恋口の切りかた
「それは──この与一のあずかり知らぬことだね」

「成る程。あんたや白蚕糸の所には、一味の連中から何も接触はねーんだな」

「ああ。白輝血との一件で、完全に鵺が手を貸さないと連中も理解してるんだろうさ。
それでも、連中がこの城下でそれらしい仕事を一つでもやってりゃあ、気づくはずなんだがね。

今のとこ、そんな話は入ってきてない」

「連中が拠点にしそうな場所に心当たりは?」

「盗賊宿かえ? それらしい者がどこかに出入りしてるって話は聞いていない。
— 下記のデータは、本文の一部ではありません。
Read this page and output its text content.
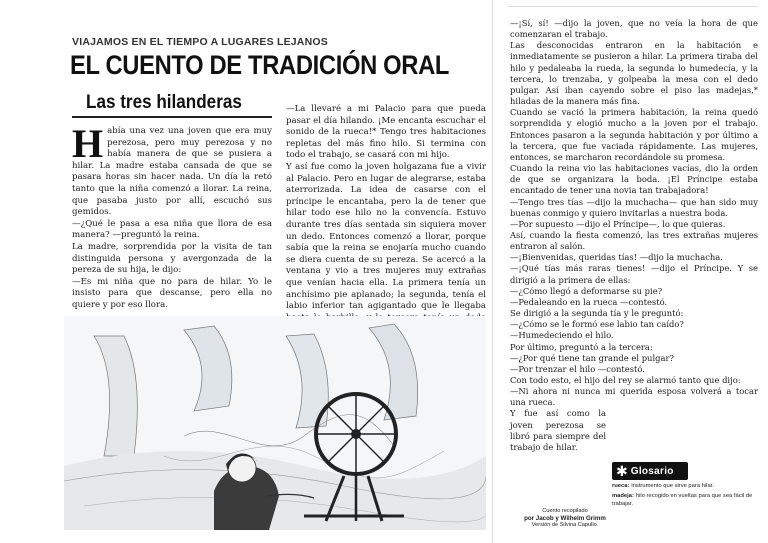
VIAJAMOS EN EL TIEMPO A LUGARES LEJANOS
EL CUENTO DE TRADICIÓN ORAL
Las tres hilanderas

Había una vez una joven que era muy perezosa, pero muy perezosa y no había manera de que se pusiera a hilar. La madre estaba cansada de que se pasara horas sin hacer nada. Un día la retó tanto que la niña comenzó a llorar. La reina, que pasaba justo por allí, escuchó sus gemidos.

—¿Qué le pasa a esa niña que llora de esa manera? —preguntó la reina.

La madre, sorprendida por la visita de tan distinguida persona y avergonzada de la pereza de su hija, le dijo:

—Es mi niña que no para de hilar. Yo le insisto para que descanse, pero ella no quiere y por eso llora.

—La llevaré a mi Palacio para que pueda pasar el día hilando. ¡Me encanta escuchar el sonido de la rueca!* Tengo tres habitaciones repletas del más fino hilo. Si termina con todo el trabajo, se casará con mi hijo.

Y así fue como la joven holgazana fue a vivir al Palacio. Pero en lugar de alegrarse, estaba aterrorizada. La idea de casarse con el príncipe le encantaba, pero la de tener que hilar todo ese hilo no la convencía. Estuvo durante tres días sentada sin siquiera mover un dedo. Entonces comenzó a llorar, porque sabía que la reina se enojaría mucho cuando se diera cuenta de su pereza. Se acercó a la ventana y vio a tres mujeres muy extrañas que venían hacia ella. La primera tenía un anchísimo pie aplanado; la segunda, tenía el labio inferior tan agigantado que le llegaba

—¡Sí, sí! —dijo la joven, que no veía la hora de que comenzaran el trabajo.

Las desconocidas entraron en la habitación e inmediatamente se pusieron a hilar. La primera tiraba del hilo y pedaleaba la rueda, la segunda lo humedecía, y la tercera, lo trenzaba, y golpeaba la mesa con el dedo pulgar. Así iban cayendo sobre el piso las madejas,* hiladas de la manera más fina.

Cuando se vació la primera habitación, la reina quedó sorprendida y elogió mucho a la joven por el trabajo. Entonces pasaron a la segunda habitación y por último a la tercera, que fue vaciada rápidamente. Las mujeres, entonces, se marcharon recordándole su promesa.

Cuando la reina vio las habitaciones vacías, dio la orden de que se organizara la boda. ¡El Príncipe estaba encantado de tener una novia tan trabajadora!

—Tengo tres tías —dijo la muchacha— que han sido muy buenas conmigo y quiero invitarlas a nuestra boda.

—Por supuesto —dijo el Príncipe—, lo que quieras.

Así, cuando la fiesta comenzó, las tres extrañas mujeres entraron al salón.

—¡Bienvenidas, queridas tías! —dijo la muchacha.

—¡Qué tías más raras tienes! —dijo el Príncipe. Y se dirigió a la primera de ellas:

—¿Cómo llegó a deformarse su pie?

—Pedaleando en la rueca —contestó.

Se dirigió a la segunda tía y le preguntó:

—¿Cómo se le formó ese labio tan caído?

—Humedeciendo el hilo.

Por último, preguntó a la tercera:

—¿Por qué tiene tan grande el pulgar?

—Por trenzar el hilo —contestó.

Con todo esto, el hijo del rey se alarmó tanto que dijo:

—Ni ahora ni nunca mi querida esposa volverá a tocar una rueca.

Y fue así como la joven perezosa se libró para siempre del trabajo de hilar.

Cuento recopilado
por Jacob y Wilhelm Grimm
Versión de Silvina Capullo.
✱ Glosario
rueca: instrumento que sirve para hilar.
madeja: hilo recogido en vueltas para que sea fácil de trabajar.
本当にこの町に闇鴉の一味が潜んでいるのかい?」

それは……妙だな。

町を裏で取り仕切る鵺の耳にも情報が入ってきていないとは。

「聞きたいことってのはそれだけかえ? まあ、こっちでも注意しておくことにするよ」

与一はそう言って、

「いや、もう一つ聞きたいことがある」

俺は気になっていた質問を口にした。

「連中が殺し屋と平気でつるむなら……他にも心当たりはねェか?

鎖鎌の兵衛はどうやら、行逢神の平八一派と手を組んでやがった。
あんたが賊時代に一緒に仕事をした者でも何でも……今の闇鴉の一味が好んで手を組みそうな殺し屋はいるか?

連中が今手を結んでいるのが、兵衛一人とは限らねえ」

「ああ。言えてるね、そいつは」

与一は腕を組んで、しばらく宙に視線を走らせた後、殺しを生業にしている闇の世界の住人だという者どもの名を挙げた。

俺にはどれも初めて聞く名ばかりだったが──

「国崩しの断蔵?」

その中で、少し気になる名前があって聞き返した。